BUSINESS BLOGS
BUSINESS BLOGS
category: business
15 Aug 2009

Last week, I attended an intimate gathering in Tribeca, called “The Coming Revolution in the Publisher/Advertiser Relationship and How to Prepare”, hosted by Derek Smith of Alcove Networks, and featuring Razorfish’s Matthew Greitzer, who has been featured in the 40 under 40 in Crain’s.

I took down some notes on my Blackberry, here are 11 themes:
1- Advertising is a $450 billion market, excluding classifieds, “push advertising” alone represents $350 billion.

2- Borrowing a term from others (including Guy Kawasaki, Jack Uldrich and Nicholas Imparato) Greitzer argued that we’re currently in a “Curve Jumping” period where a massive amount of ad dollars are shifting from analog to digital media, and even within digital media, where dollars will move from search/text to video/content integration.  I am paraphrasing the second part, but it’s worth noting that Greitzer’s official title is that of VP Search Marketing, and he was talking about online video and content integration - two things that are seemingly at the other end of the spectrum relative search marketing.

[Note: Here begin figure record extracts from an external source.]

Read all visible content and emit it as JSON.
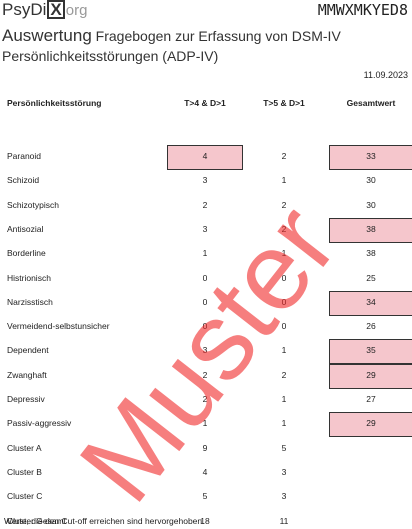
{
  "header": {
    "logo": {
      "name": "PsyDi",
      "mark": "X",
      "suffix": "org"
    },
    "code": "MMWXMKYED8",
    "title_main": "Auswertung",
    "title_rest": "Fragebogen zur Erfassung von DSM-IV Persönlichkeitsstörungen (ADP-IV)",
    "date": "11.09.2023"
  },
  "table": {
    "columns": [
      "Persönlichkeitsstörung",
      "T>4 & D>1",
      "T>5 & D>1",
      "Gesamtwert"
    ],
    "highlight_color": "#f5c6cc",
    "rows": [
      {
        "name": "Paranoid",
        "t4": 4,
        "t5": 2,
        "total": 33,
        "highlight": [
          "t4",
          "total"
        ]
      },
      {
        "name": "Schizoid",
        "t4": 3,
        "t5": 1,
        "total": 30,
        "highlight": []
      },
      {
        "name": "Schizotypisch",
        "t4": 2,
        "t5": 2,
        "total": 30,
        "highlight": []
      },
      {
        "name": "Antisozial",
        "t4": 3,
        "t5": 2,
        "total": 38,
        "highlight": [
          "total"
        ]
      },
      {
        "name": "Borderline",
        "t4": 1,
        "t5": 1,
        "total": 38,
        "highlight": []
      },
      {
        "name": "Histrionisch",
        "t4": 0,
        "t5": 0,
        "total": 25,
        "highlight": []
      },
      {
        "name": "Narzisstisch",
        "t4": 0,
        "t5": 0,
        "total": 34,
        "highlight": [
          "total"
        ]
      },
      {
        "name": "Vermeidend-selbstunsicher",
        "t4": 0,
        "t5": 0,
        "total": 26,
        "highlight": []
      },
      {
        "name": "Dependent",
        "t4": 3,
        "t5": 1,
        "total": 35,
        "highlight": [
          "total"
        ]
      },
      {
        "name": "Zwanghaft",
        "t4": 2,
        "t5": 2,
        "total": 29,
        "highlight": [
          "total"
        ]
      },
      {
        "name": "Depressiv",
        "t4": 2,
        "t5": 1,
        "total": 27,
        "highlight": []
      },
      {
        "name": "Passiv-aggressiv",
        "t4": 1,
        "t5": 1,
        "total": 29,
        "highlight": [
          "total"
        ]
      },
      {
        "name": "Cluster A",
        "t4": 9,
        "t5": 5,
        "total": null,
        "highlight": []
      },
      {
        "name": "Cluster B",
        "t4": 4,
        "t5": 3,
        "total": null,
        "highlight": []
      },
      {
        "name": "Cluster C",
        "t4": 5,
        "t5": 3,
        "total": null,
        "highlight": []
      },
      {
        "name": "Cluster Gesamt",
        "t4": 18,
        "t5": 11,
        "total": null,
        "highlight": []
      }
    ]
  },
  "note": "Werte, die den Cut-off erreichen sind hervorgehoben.",
  "watermark": "Muster"
}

3 - It was also the first time I heard the term decoupling audiences, though the concept is anything but foreign, to define it, instead of trying to paraphrase and remember, I will copy and paste this passage from Joe Mandese here: “decoupling audiences from content and are blurring the roles among publishers, networks and agencies” who in turn is quoting Havas Digital CEO Don Epperson.

4 - For 200 years, we have seen an evolution of newspapers to magazines, then to radio, on to television, and now onto the web.  Nothing new there, granted, but worth noting how each subsequent media outgrew the previous one by a healthy margin. This is interesting because even I don’t think online will become larger than TV, though I’ve ran numbers suggesting it’s all possible: online surpassing TV by 2021.

5 - Another theme throughout was how content serves as a proxy for audience, and this is why I am personally bearish on social media… because quality content is what advertisers want to associate with.

6 - Trivia time: First banner ad was AT&T on Hotwire on October 24 1994.  More here.

7 - Behavioral marketing made advertisers not care about content, but rather, the audience.  This led to the explosion of the ad network business.  Ad exchanges flourished, and for a while data overtook content.

We know the advantages of the Web, but with television being so much bigger, this poses unique challenges:

- You cannot yet apply a data centric approach to TV buying.
- Unlike online, you cannot optimize ads on the fly.
- Online, the quality of content can be measured and priced objectively.

8 - But in the end, mass reach is a commodity.  I actually agree with this a lot.  A marketer can pick up the phone and buy 100M uniques and pay penny CPM (if not CPC).

9 - Customization comes into play and that is where premium pricing is possible: Integrated and customized sponsorships are the big opportunity of the future.

10 - Publishers are in data business, and demographics don’t count as much as they once did.  Advertisers are in data market as well, in fact, everyone is in the data business these days.

11 - All of these changes (which have already begun) will accelerate in the next12 to 24 months.  In 5 years, all will be digital.

You can interpret this as all media will be digital, or all platforms will be digital.  That is a post for another day.